Up: A Lesson Recap
Last weekend found Dino and I finally back at our trainer's barn for a lesson! It was good to get some input and direction injected into my riding life again. Thankfully, the weather has been steadily improving so we were able to get out of the uneven, dusty indoor and ride in the huge outdoor arena. Though if you ask Dino, the ring still isn't big enough and the mere existence of the fence was seriously cramping his style.
|Stalls and arenas: he hates them. Confinement is the worst.|
This... is not very productive. It gives Dino the idea that we're just going for a happy hack and he doesn't have to actually a. be in front of my leg or b. accept contact. He would go on to feel pretty sticky and sluggish for most of the ride. His rider needs to get with the program and insist that his existence inside an arena means IMMEDIATE FORWARD MOTION!

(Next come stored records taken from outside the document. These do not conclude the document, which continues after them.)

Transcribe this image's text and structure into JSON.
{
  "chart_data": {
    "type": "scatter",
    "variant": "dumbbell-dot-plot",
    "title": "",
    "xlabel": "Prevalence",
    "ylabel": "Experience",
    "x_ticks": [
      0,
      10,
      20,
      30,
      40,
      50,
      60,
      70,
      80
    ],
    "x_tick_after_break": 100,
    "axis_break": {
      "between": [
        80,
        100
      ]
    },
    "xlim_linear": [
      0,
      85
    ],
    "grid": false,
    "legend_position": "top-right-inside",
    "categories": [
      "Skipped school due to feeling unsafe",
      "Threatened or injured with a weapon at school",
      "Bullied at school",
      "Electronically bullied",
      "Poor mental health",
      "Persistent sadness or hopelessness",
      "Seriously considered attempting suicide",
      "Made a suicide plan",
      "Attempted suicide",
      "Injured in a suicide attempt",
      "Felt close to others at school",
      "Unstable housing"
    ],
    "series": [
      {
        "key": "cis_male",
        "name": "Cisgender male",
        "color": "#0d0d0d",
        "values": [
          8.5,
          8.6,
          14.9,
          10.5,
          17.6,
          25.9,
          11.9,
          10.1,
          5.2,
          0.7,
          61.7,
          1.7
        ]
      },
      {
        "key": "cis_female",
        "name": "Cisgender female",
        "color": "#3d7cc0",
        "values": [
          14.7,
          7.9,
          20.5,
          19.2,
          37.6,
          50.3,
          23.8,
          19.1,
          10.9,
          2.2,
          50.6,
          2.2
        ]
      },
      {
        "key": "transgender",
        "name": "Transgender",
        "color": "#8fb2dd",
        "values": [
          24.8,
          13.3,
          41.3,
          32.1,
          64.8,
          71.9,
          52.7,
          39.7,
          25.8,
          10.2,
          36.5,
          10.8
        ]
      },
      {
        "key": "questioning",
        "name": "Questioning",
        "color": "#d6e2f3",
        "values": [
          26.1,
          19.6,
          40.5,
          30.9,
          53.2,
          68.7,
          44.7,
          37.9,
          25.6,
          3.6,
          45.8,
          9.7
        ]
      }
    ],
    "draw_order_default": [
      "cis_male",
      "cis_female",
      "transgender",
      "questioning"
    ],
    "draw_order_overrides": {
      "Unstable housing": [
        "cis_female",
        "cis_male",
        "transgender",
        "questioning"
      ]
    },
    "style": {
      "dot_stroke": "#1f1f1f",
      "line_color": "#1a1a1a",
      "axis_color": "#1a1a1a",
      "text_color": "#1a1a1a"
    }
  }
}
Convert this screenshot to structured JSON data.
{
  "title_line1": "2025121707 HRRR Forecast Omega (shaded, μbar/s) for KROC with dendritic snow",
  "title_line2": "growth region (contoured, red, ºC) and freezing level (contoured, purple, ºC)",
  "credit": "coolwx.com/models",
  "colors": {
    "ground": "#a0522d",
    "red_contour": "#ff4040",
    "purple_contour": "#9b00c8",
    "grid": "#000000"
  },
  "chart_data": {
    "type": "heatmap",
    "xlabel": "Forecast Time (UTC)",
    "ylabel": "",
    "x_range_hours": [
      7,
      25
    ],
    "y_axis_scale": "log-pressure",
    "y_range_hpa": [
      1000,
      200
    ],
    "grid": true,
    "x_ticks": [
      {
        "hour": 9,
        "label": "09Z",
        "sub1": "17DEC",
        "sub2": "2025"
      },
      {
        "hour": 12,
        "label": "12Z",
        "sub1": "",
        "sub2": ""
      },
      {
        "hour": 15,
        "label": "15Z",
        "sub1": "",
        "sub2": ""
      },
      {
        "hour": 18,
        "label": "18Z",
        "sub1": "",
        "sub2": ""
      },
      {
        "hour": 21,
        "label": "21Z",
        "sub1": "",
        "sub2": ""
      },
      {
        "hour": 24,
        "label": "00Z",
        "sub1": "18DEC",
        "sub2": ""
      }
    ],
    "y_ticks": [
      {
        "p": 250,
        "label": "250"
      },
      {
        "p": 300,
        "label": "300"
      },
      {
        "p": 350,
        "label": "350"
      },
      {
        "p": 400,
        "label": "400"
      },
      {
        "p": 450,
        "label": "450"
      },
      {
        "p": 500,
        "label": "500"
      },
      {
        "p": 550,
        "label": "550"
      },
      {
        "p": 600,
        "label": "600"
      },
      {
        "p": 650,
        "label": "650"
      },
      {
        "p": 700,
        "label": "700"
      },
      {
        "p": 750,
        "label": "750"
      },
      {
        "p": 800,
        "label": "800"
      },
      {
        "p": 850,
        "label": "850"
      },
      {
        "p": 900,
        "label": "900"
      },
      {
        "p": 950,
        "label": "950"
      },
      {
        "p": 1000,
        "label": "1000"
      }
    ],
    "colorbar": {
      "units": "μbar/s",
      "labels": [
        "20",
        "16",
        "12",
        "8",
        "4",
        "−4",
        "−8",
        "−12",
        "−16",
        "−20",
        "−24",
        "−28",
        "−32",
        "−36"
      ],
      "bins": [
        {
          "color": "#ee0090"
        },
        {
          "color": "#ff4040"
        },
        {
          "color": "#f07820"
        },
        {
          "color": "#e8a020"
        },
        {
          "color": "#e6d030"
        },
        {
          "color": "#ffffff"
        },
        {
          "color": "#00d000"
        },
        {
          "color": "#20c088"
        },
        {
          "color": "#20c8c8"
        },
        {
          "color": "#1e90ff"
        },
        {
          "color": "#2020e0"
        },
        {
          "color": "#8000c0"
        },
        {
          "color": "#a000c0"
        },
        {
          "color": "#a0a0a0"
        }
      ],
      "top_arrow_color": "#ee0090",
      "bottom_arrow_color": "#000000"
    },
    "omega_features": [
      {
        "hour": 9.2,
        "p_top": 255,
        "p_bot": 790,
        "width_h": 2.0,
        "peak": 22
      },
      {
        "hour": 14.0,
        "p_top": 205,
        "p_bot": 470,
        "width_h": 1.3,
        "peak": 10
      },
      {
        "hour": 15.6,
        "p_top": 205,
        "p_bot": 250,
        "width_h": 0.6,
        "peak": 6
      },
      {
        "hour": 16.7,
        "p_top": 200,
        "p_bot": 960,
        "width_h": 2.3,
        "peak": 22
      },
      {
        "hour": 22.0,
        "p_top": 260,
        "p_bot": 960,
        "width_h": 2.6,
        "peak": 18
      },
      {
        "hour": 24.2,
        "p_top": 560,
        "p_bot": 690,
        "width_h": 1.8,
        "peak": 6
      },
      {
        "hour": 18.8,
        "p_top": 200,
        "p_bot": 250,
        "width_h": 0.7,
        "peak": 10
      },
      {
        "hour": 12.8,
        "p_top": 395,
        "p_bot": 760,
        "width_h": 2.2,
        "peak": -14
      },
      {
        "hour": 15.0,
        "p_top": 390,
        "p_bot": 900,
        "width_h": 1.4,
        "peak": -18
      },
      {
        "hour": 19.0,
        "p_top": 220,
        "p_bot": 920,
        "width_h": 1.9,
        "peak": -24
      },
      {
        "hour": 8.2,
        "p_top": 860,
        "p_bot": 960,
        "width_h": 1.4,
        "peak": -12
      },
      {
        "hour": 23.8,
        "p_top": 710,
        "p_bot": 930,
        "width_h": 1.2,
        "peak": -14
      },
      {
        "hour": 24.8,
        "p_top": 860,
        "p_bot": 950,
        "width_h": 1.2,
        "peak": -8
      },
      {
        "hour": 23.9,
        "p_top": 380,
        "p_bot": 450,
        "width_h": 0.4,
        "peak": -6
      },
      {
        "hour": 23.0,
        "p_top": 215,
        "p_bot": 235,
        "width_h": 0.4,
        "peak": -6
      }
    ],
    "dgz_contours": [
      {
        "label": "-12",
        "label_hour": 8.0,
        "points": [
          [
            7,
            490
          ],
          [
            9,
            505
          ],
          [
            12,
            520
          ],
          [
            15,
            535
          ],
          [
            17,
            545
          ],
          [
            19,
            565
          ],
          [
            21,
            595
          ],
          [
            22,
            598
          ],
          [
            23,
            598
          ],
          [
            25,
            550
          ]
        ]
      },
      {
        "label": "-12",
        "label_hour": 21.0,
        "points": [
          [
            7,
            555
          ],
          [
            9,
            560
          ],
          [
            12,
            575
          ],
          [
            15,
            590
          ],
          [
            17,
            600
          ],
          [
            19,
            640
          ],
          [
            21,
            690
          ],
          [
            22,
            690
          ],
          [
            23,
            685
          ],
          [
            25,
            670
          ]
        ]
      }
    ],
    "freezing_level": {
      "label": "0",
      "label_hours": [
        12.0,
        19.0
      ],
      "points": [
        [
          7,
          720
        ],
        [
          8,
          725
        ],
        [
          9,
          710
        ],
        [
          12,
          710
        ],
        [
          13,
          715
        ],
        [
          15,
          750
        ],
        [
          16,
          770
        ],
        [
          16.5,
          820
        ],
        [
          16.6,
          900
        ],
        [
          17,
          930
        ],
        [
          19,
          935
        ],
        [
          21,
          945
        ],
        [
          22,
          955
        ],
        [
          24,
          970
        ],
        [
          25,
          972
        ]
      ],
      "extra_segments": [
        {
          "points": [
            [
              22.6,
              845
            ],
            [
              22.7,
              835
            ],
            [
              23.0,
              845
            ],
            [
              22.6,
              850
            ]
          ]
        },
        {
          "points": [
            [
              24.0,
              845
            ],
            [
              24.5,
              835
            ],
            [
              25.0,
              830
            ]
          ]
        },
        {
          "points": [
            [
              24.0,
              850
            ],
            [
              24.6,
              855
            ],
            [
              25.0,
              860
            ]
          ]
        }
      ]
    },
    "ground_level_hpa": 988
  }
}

Once I was done lazily wandering around the ring, we started working on a big circle over two raised cavalletti set about 9' apart, first at the walk and then at the trot, all on a longer hunter-length rein. The idea was to let the exercise do the work for Dino, asking him to think and pick up his little legs, while I just focused on keeping him in front of the leg and making a circle that was mostly round.
Shockingly, when I insisted on forward and, like, steered, we met the poles very nicely and Dino floated on through. When I did not, he had to reach to get over them and everything was difficult and awkward.
|His neck is so pretty when he's spooking at things...|
The first jumping exercise was very simple: trot over one crossrail, canter away, make a nice transition back to trot and trot another crossrail in a figure-8 pattern. This went well until Dino very slowly NOPED out of jumping the second fence.
He refused. A crossrail.
After much pony-beating I got him over the godforsaken thing, and we were able to move on with our lives and continue jumping around several different manifestations of the crossrail figure-8, adding in the two cavalletti at the end of the ring as well as a small vertical as it struck my trainer's fancy.
When I rode well - keeping my hands up and in front of me, holding my upper body up away from Dino's neck instead of collapsing forward, keeping my leg on so he actually cantered the bits he was supposed to canter, and making wide, sweeping turns instead of spinning him around on a dime, things went beautifully. Dino's canter became more balanced the more I balanced myself (shocker!), we saw all the same distances, the turns were more fluid, and the little courses just flowed.
If I let myself collapse, dropped my hands down, didn't plan my turns, or got tired and lazy about keeping Dino motoring forward, everything was a hot mess.
Our homework is to build lots more of these physically simple but mentally challenging exercises at home to continue working on our combined strength, fitness, and finesse. We'll see what I can come up with!